As the COVID-19 situation remains clouded in a shroud of uncertainty, the airlines across the world continue to expand their strategies against the virus in hopes to keep their services both low-risk and available. Initiative and dedicated execution are required to steer a damaged boat through the rough waters, and as United and Delta Airlines (DAL) continue to improve their policies, other airlines seem to have taken an easier road by looking at their competitors for a course of action.
United Airlines released a statement at 11 AM on July 22, informing the public that, starting July 24, failure to comply with their new masks policy in operating airports would result in a refusal or, in more extreme cases, a ban from the carrier’s services. The changes to the requirements also extend to the exemption policy, only allowing ‘no-masks’ for children under the age of two.
Hours later, 7 PM July 22 and 1:22 AM July 23 respectively, American and Southwest Airlines (LUV) released virtually identical statements regarding the expanded face covering requirements:
Customers would be required to wear facemasks at all times when entering and before leaving the airport. Only exceptions would be made to children below the age of two and very brief exceptions to eating, drinking and taking medicine.

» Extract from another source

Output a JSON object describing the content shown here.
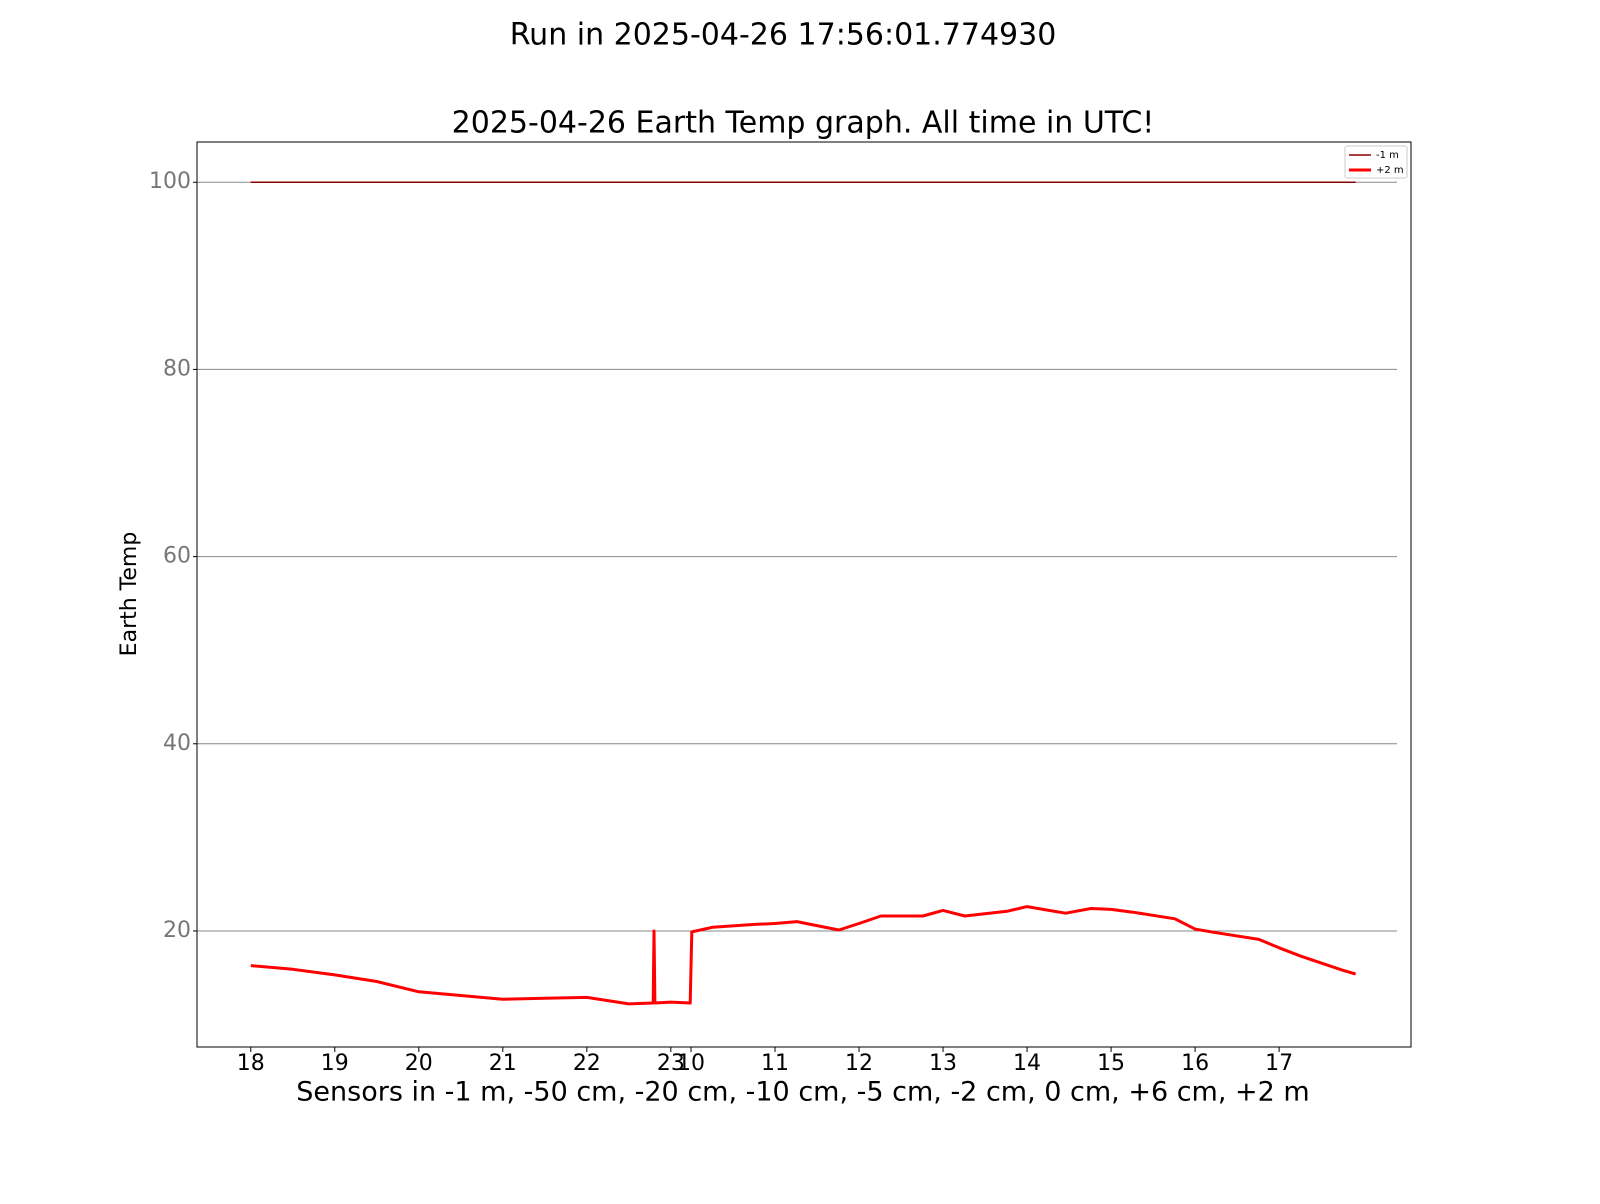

Customers are encouraged to bring their own masks, but in the case that they do not, airlines would provide them with new ones.
The carrier company would not transport individuals failing to comply with the regulations.
In their statements, both the Southwest and American quoted the Center for Disease Control and Prevention (CDC), but public health guidance for international and cruise travel was not updated since May 3, 2020.
However, even as the COVID-19 cases in the US are on a continuous rise, there remains considerable interest in the re-opening of international flights. Such an opportunity could potentially soften the financial mayhem that is rampant in the industry and airlines must be ready and up to health standards if they wish to navigate the ongoing crisis successfully.